Psychische Gesundheit und Wohlbefinden
Anhaltender Husten kann belastend sein, da er den Schlaf stört und im Alltag einschränkt. Es ist normal, sich dabei gestresst oder gereizt zu fühlen. Sprechen Sie mit Ihrem Arzt darüber, wenn der Husten Sie psychisch belastet.
Vorbeugung
Nicht jeder Husten ist vermeidbar, aber Sie können das Risiko senken: durch regelmäßiges Händewaschen, Abstand zu kranken Menschen und gesunde Lebensweise.
Impfungen
Die Grippeimpfung und die Impfung gegen Keuchhusten können vor bestimmten Hustenerkrankungen schützen.
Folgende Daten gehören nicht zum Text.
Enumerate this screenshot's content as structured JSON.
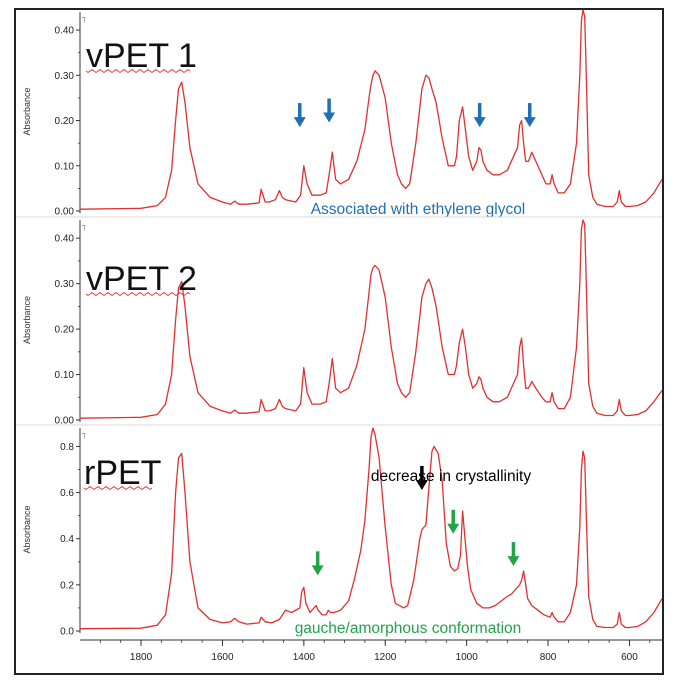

Fragen Sie Ihren Hausarzt, welche Impfungen für Sie empfohlen werden.
Früherkennungsprogramme
Es gibt kein routinemäßiges Screening auf Husten. Aber bei Risikopersonen (z. B. Rauchern) kann Ihr Arzt eine regelmäßige Lungenfunktionsprüfung empfehlen.
Komplikationen
Unbehandelt
- Bei bakterieller Infektion: Ausbreitung der Infektion auf die Lunge (Lungenentzündung)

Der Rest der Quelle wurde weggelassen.